Car sales depend on how financially secure Americans feel and how willing lenders are to extend credit. Analysts at IHS Markit are worried about “a bleak demand slump” and expect annual sales to fall by 26% to 12.5 million vehicles compared to 2019. That, though, equates to losing just one quarter’s-worth of business, so implies a fairly rapid pickup in activity.

That looks too optimistic. Sure, people who still have jobs may have the money to go car shopping. But it’s worth noting that companies of all stripes are declining to give guidance on how they think the rest of the year will go. A potential vaccine for Covid-19, the chances of further lockdowns and the possibility of further job cuts all add to the uncertainty. At least 20 million people in America became unemployed last month, payroll services company ADP estimates.

Carmakers have other customers besides individual consumers to think of. Many small businesses are struggling, assuming they have survived. And industries like construction and oil and gas that buy automakers’ higher-margin small trucks like the F-150 and Chevrolet Silverado are in real pain. It’s hard to imagine many of these hitting up dealers’ lots, even if big discounts are on offer.

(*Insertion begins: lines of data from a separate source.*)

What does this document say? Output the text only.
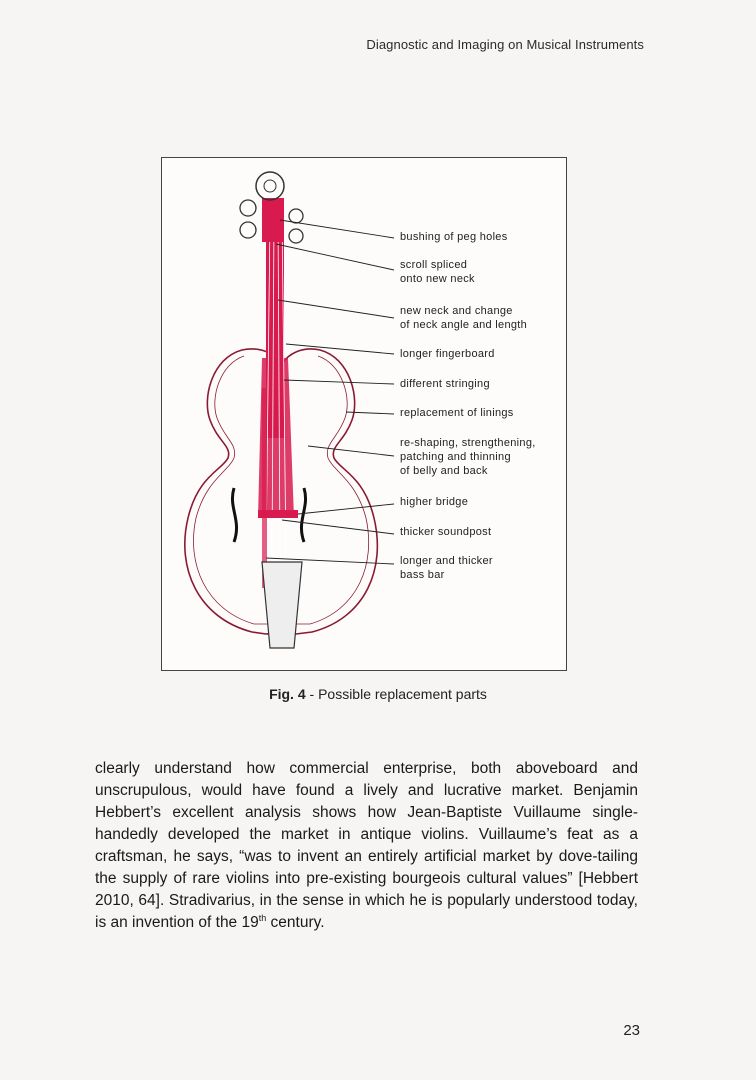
Diagnostic and Imaging on Musical Instruments
bushing of peg holes
scroll spliced
onto new neck
new neck and change
of neck angle and length
longer fingerboard
different stringing
replacement of linings
re-shaping, strengthening,
patching and thinning
of belly and back
higher bridge
thicker soundpost
longer and thicker
bass bar
Fig. 4 - Possible replacement parts
clearly understand how commercial enterprise, both aboveboard and unscrupulous, would have found a lively and lucrative market. Benjamin Hebbert’s excellent analysis shows how Jean-Baptiste Vuillaume single-handedly developed the market in antique violins. Vuillaume’s feat as a craftsman, he says, “was to invent an entirely artificial market by dove-tailing the supply of rare violins into pre-existing bourgeois cultural values” [Hebbert 2010, 64]. Stradivarius, in the sense in which he is popularly understood today, is an invention of the 19th century.
23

Shares in GM, Fiat Chrysler and Ford may be off their pandemic nadir, but all are still just shy of 40% below their precrisis level in late February. But for the broader economy, hopes of a V-shaped recovery endure. The S&P 500 Index is only down 15%, while shares in companies like Apple and Microsoft that sell less-expensive but discretionary products are close to their all-time highs again. Carmakers will be an early test of whether, if you make it, the customers do indeed come.